- Born: Arantza, Navarre, Spain
- Died: Unknown
- Occupations: Military man and Explorer

= Pedro de Aguirre =

Basque Spanish military man and explorer

Pedro de Aguirre was a Basque Spanish military man and explorer. He led the Espinosa-Olivares-Aguirre expedition in Texas.

== Biography ==
Aguirre was born in Arantza, a small town located in the autonomous community of Navarre, Spain, to Pedro de Aguirre and María Sagardia. Aguirre joined the Spanish Navy in his youth and was promoted to captain. Later, he was sent to Coahuila to work at the Presidio de San Juan Bautista del Río Grande del Norte, where he served as a commander.

In 1708 he was elected by a council to lead the expedition of Antonio de Olivares and Isidro de Espinosa to San Antonio, Texas and the Colorado River of Texas. The expeditionary team included fourteen soldiers. The purpose of the expedition was to establish a colony in San Antonio and make an agreement with the Tejas Indians, a Native American people who had been sighted on the banks of the Colorado River of Texas. This agreement would require the Tejas to monitor the territory and inform the explorers if the French were trading there as they suspected (since the French wanted to occupy Texas and trade between Latin America and foreign territories was illegal).

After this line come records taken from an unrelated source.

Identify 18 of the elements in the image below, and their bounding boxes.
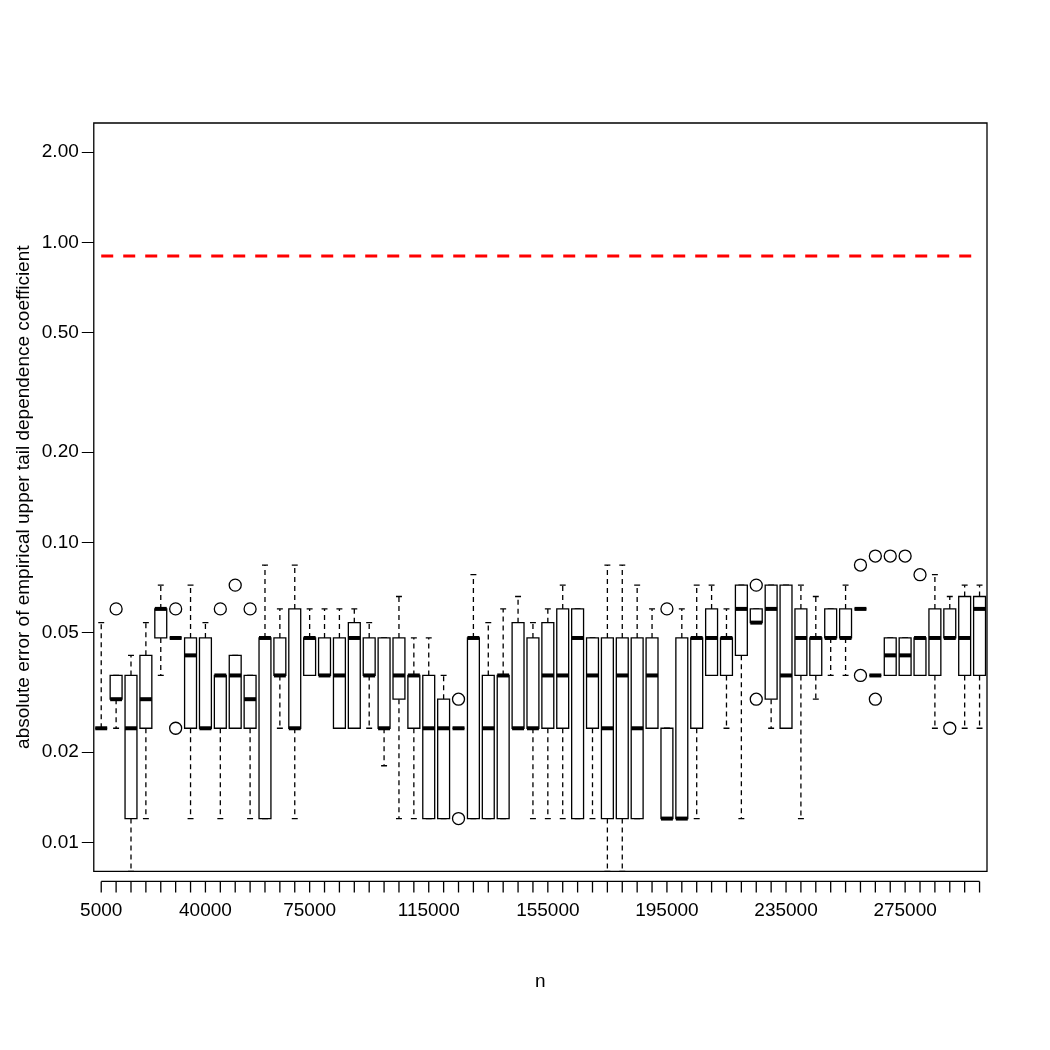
- x-tick-label: 275000: [873, 899, 937, 921]
- x-tick-label: 115000: [397, 899, 460, 921]
- x-tick-label: 5000: [80, 899, 123, 921]
- y-tick-label: 0.10: [41, 530, 79, 552]
- x-tick-label: 235000: [754, 899, 818, 921]
- y-tick-label: 0.02: [41, 740, 79, 762]
- x-axis-title: n: [535, 969, 546, 991]
- y-tick-label: 1.00: [41, 230, 79, 252]
- x-tick-label: 40000: [179, 899, 232, 921]
- y-tick-label: 0.50: [41, 320, 79, 342]
- y-tick-label: 0.01: [41, 830, 79, 852]
- y-tick-label: 0.05: [41, 620, 79, 642]
- y-tick-label: 2.00: [41, 140, 79, 162]
- x-tick-label: 155000: [516, 899, 580, 921]
- y-axis-title: absolute error of empirical upper tail dependence coefficient: [11, 244, 33, 749]
- x-tick-label: 75000: [283, 899, 337, 921]
- x-tick-label: 195000: [635, 899, 699, 921]
- y-tick-label: 0.20: [41, 440, 79, 462]
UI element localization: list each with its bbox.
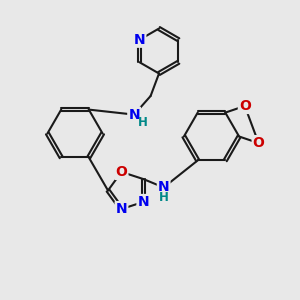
Text: O: O — [116, 165, 128, 179]
Text: O: O — [253, 136, 265, 150]
Text: N: N — [137, 195, 149, 209]
Text: N: N — [134, 33, 145, 47]
Text: N: N — [116, 202, 127, 216]
Text: H: H — [138, 116, 147, 130]
Text: N: N — [128, 108, 140, 122]
Text: O: O — [239, 99, 251, 113]
Text: N: N — [158, 180, 170, 194]
Text: H: H — [159, 191, 169, 204]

The group began its journey on April 5, 1709 at the San Juan Bautista mission on the Sabinas River (in present-day Mexico).

Upon arriving in San Antonio, they explored the region. In this place, they discovered the San Pedro Springs and the San Antonio de Padua river, which were named with their modern names. As they progressed on their journey, the group made contact with several indigenous peoples they did not know, particularly with the Yojuanes and their allies, the Simonos and the Tusonibi. The Amerindians insisted on taking the group to their villages, located along the Rio Brazos, and introducing them to their families. However, they declined the invitation.

On April 19, they arrived at the Colorado River, but did not find any Tejas. On April 28, after the failure of their last mission, the group left the region and took the road back to San Juan Bautista.